Petrology and geochemistry of basalts at DSDP Hole 86-581

Approximately 5 m of aphyric to sparsely phyric basalt was recovered from Hole 581, the only hole on Leg 86 where basement was cored. The occurrence of samples with altered glassy rinds indicates that at least three cooling units (pillows or thin flows) were sampled. The samples were moderately to intensely altered; groundmass crystals are generally fresh, but all glass is altered. Alteration is greatest in vesicular samples, but most of the samples have fractures filled with iron oxyhydroxide, clay, and/or calcite. All 13 samples analyzed are moderately fractionated aluminous N-type mid-ocean ridge basalts. The samples can be divided into two groups based on TiO2 and FeO contents. The least-evolved group may be derived from a more primitive mid-ocean ridge basalt by the crystallization of 18% plagioclase, 24% clinopyroxene, and 3% olivine. The more evolved group may be derived from the first group by the fractionation of 18% plagioclase, 11% clinopyroxene, and 3% olivine. However, higher Ce/Yb ratios in the more evolved group cannot be produced by fractionation and thus we must invoke a more complex process such as dynamic melting to relate the two groups to a common source.

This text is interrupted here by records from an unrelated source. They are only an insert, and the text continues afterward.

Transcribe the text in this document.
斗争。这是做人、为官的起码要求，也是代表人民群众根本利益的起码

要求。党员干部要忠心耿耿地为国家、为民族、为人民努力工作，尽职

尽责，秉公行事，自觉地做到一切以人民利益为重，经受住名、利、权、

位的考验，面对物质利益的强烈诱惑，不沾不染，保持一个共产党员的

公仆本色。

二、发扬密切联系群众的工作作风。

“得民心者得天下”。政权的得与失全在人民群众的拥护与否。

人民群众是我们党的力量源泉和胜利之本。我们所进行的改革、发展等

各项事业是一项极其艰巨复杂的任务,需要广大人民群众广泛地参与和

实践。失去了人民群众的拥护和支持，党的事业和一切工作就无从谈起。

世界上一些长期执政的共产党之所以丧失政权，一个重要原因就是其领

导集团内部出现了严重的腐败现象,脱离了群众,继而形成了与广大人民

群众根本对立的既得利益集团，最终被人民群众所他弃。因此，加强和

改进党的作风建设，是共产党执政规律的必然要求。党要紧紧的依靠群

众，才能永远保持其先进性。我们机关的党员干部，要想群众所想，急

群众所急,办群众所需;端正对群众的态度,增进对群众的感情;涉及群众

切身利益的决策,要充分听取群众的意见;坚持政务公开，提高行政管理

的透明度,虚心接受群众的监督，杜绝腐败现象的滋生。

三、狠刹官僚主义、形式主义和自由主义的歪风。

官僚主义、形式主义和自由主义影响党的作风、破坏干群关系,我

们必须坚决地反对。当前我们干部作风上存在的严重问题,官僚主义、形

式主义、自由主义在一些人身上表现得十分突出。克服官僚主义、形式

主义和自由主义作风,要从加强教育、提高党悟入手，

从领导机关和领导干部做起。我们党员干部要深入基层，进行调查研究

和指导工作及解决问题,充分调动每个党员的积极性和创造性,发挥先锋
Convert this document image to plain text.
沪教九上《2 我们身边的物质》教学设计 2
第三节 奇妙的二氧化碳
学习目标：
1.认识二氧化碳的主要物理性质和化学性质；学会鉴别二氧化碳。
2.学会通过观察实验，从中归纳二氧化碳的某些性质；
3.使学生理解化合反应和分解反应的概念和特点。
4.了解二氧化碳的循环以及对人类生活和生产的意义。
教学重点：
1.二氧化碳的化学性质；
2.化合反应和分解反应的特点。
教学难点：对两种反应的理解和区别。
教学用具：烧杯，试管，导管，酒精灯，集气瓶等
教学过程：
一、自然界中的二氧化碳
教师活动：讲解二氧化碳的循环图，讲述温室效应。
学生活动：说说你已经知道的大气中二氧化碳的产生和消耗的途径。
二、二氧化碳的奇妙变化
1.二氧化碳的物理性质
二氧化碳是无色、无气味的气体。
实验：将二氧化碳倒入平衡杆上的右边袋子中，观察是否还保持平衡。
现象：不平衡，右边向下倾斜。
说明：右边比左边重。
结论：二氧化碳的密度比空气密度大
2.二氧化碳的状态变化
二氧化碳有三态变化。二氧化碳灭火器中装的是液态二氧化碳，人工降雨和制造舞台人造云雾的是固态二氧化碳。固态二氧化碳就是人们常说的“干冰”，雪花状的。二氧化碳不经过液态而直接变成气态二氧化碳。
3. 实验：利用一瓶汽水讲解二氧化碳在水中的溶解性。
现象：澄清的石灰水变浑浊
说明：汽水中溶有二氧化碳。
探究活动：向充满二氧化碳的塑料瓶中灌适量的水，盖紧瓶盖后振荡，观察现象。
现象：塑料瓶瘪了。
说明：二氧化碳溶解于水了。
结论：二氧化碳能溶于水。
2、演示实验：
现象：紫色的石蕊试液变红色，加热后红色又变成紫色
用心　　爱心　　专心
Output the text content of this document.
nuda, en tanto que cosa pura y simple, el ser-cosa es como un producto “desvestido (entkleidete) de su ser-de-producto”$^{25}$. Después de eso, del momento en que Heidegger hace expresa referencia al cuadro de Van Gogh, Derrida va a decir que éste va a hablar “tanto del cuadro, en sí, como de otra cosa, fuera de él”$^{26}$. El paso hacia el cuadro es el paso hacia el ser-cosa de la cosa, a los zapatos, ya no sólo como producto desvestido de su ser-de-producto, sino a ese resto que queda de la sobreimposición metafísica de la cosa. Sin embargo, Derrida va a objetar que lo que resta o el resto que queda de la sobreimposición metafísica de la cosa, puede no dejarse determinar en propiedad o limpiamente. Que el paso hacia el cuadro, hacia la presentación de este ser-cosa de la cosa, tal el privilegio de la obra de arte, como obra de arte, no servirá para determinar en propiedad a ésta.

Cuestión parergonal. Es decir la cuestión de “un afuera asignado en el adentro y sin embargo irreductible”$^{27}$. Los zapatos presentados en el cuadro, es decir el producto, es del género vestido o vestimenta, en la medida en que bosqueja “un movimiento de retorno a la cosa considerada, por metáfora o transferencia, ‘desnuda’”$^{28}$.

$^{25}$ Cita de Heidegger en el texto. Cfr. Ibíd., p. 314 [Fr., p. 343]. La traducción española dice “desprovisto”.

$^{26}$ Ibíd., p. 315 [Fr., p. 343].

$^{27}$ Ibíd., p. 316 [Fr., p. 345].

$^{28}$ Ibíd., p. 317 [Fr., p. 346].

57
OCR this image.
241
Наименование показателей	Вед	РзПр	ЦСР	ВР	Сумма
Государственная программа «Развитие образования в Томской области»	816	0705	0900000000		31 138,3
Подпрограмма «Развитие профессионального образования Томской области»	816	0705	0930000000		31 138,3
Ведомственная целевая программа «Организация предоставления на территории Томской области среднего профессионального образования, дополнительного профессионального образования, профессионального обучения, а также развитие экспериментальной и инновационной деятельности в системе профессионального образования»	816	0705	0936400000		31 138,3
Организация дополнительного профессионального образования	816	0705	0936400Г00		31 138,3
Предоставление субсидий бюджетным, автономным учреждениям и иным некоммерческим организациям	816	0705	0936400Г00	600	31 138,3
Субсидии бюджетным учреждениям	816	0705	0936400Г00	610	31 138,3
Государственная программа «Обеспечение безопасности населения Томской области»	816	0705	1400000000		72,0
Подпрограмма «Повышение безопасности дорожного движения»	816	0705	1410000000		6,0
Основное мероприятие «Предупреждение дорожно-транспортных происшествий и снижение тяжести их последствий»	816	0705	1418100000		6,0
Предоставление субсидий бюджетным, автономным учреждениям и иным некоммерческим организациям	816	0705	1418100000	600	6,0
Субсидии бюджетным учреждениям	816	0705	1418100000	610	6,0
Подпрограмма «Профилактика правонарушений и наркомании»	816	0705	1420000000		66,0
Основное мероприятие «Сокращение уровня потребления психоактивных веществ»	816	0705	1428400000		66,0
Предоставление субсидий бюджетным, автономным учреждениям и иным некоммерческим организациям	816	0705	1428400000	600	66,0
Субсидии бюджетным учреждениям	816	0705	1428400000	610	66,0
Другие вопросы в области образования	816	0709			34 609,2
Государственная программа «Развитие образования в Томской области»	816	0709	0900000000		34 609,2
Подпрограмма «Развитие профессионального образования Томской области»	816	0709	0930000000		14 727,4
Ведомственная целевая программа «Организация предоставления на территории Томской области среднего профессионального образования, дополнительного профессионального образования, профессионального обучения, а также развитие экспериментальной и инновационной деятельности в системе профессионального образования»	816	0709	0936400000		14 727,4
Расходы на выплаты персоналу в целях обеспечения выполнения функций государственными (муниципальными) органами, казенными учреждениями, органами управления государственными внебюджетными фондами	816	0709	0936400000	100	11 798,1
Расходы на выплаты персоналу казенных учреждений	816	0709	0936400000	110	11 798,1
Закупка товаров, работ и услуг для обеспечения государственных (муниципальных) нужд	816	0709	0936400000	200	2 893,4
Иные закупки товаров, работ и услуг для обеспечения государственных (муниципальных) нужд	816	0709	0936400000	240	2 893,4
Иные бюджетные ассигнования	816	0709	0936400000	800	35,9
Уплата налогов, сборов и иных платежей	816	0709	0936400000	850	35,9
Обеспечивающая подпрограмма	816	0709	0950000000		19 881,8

Chemistry of volcanic ash from Celebes and Sulu Sea Basins

During Leg 124, off the Philippines, volcanic material was recovered in deep-sea sediments dating from the late Oligocene in the Celebes Sea Basin, and from the early Miocene in the Sulu Sea Basin. Chemical and petrological studies of fallout ash deposits are used to characterize volcanic pulses and to determine their possible origin. All of the glass and mineral compositions belong to medium-K and high-K calc-alkaline arc-related magmatic suites including high-Al basalts, pyroxene-hornblende andesites, dacites, and rhyolites. Late Oligocene and early Miocene products may have originated from the Sunda arc or from the Sabah-Zamboanga old Sulu arc. Late early Miocene Sulu Sea tuffs originated from the Cagayan arc, whereas early late Miocene fallout ashes are attributed to the Sulu arc. A complex magmatic production is distinguished in the Plio-Quaternary with three sequences of basic to acidic lava suites. Early Pliocene strata registered an important activity in both Celebes Sea and Sulu Sea areas, from the newly born Sangihe arc (low-alumina andesite series) and from the Sulu, Zamboanga, and Negros arcs (high-alumina basalt series and high-K andesite series). In the late Pliocene and the early Pleistocene, renewal of activity affects the Sangihe-Cotobato arc as well as the Sulu and Negros arcs (same magmatic distinctions). The last volcanic pulse took place in the late Pleistocene with revival of all the present arc systems.